Dün fabrikaya talip olan şirket temsilcileri inceleme yapmak için
kente gelmiş; fabrikaya girmelerine engel olan işçilere ve halka
polis sert şekilde müdahale etmişti.
Küçük, "halkın üzerine polisi saldırtan İçişleri Bakanının istifa
etmesi gerektiğini"söyledi.
Hak İşçi Sendikaları Konfederasyonu'na (Hak-İş) bağlı Çelik-İş
Sendikası Seydişehir Şube Başkanı Muharrem Oğuz, her türlü zorluğa
ve "faşist önlemlere" karşın direndiklerini ve gelen firma
yetkililerini içeri sokmadıkları belirterek, "Almaya gelenlerle
mücadelemiz sonuna kadar devam edecek. Burada direniş üç-beş günlük
bir şey değil bu bizim normal yaşantımız olacak. Özelleştirme
kararı geri çekilene kadar mücadelemizi sürdüreceğiz" dedi.
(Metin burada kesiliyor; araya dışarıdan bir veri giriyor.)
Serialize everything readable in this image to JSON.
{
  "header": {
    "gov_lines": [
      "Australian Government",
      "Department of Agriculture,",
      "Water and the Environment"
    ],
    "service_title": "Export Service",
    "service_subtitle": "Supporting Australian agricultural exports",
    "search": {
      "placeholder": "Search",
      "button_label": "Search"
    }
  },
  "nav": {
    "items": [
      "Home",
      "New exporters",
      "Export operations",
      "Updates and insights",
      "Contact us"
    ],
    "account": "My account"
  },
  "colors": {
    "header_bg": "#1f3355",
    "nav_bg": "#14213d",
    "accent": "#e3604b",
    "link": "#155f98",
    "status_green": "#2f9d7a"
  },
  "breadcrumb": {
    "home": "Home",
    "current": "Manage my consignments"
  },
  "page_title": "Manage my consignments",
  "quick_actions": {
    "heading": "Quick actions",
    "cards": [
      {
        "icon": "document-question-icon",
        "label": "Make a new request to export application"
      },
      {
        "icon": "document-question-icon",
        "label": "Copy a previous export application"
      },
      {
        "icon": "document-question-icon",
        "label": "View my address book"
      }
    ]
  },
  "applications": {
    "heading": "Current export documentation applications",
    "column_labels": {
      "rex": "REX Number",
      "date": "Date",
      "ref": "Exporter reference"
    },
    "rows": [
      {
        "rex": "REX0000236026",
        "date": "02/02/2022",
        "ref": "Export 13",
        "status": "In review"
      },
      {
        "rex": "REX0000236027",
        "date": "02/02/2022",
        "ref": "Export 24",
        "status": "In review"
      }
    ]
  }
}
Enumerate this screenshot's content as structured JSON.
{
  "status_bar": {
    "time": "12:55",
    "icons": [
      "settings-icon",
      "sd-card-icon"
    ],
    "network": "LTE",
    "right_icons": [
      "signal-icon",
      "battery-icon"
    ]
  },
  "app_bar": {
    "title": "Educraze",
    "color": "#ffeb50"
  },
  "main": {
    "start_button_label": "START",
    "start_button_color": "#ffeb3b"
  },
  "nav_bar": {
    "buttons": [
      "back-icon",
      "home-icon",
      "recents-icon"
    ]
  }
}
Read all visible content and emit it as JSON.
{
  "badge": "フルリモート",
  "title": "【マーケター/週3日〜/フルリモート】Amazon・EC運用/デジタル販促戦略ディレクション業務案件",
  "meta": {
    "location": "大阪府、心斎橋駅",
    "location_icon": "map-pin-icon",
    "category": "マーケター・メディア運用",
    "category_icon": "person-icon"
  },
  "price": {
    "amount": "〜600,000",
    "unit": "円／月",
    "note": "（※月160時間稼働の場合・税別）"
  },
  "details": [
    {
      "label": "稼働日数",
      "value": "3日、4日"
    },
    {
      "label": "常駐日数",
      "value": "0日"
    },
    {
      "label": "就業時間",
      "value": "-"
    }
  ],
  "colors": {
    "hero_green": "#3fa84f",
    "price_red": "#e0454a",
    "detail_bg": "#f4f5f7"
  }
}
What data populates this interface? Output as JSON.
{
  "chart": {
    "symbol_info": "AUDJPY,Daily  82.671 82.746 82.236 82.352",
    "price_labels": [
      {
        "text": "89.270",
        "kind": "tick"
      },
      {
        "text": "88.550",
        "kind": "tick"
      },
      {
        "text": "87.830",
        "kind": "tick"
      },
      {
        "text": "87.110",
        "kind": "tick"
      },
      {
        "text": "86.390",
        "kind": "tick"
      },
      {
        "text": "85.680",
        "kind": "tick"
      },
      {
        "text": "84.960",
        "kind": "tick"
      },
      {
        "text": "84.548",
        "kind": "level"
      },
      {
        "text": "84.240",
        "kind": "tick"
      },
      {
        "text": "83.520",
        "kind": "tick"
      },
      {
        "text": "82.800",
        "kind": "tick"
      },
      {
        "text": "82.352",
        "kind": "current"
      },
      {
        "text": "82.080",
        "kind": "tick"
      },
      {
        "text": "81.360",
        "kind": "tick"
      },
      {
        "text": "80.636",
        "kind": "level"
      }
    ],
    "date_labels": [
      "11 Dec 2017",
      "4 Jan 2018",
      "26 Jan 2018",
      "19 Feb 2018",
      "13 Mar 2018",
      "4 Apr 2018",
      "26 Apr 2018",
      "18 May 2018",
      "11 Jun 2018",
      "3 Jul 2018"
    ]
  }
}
Oğuz, hükümetin özelleştirme politikaları doğrultusunda bilinçli
olarak yatırım yapmaması ve yaşanan tüm olumsuzluklara karşın
fabrikanın geçen yılki karının 26.5 milyon dolar olduğuna dikkat
çekti.
Seydişehir tarihinde ilk kez böylesi bir direniş yaşandığını
söyleyen Oğuz, "Esnaf kepenk indirdi, insanlar çocuklarını okula
göndermedi ve bu kendiliğinden oldu. Seydişehir halkı, esnafıyla,
işçisiyle, yaşlısı, kadını ve çocuğuyla tek vücut oldu.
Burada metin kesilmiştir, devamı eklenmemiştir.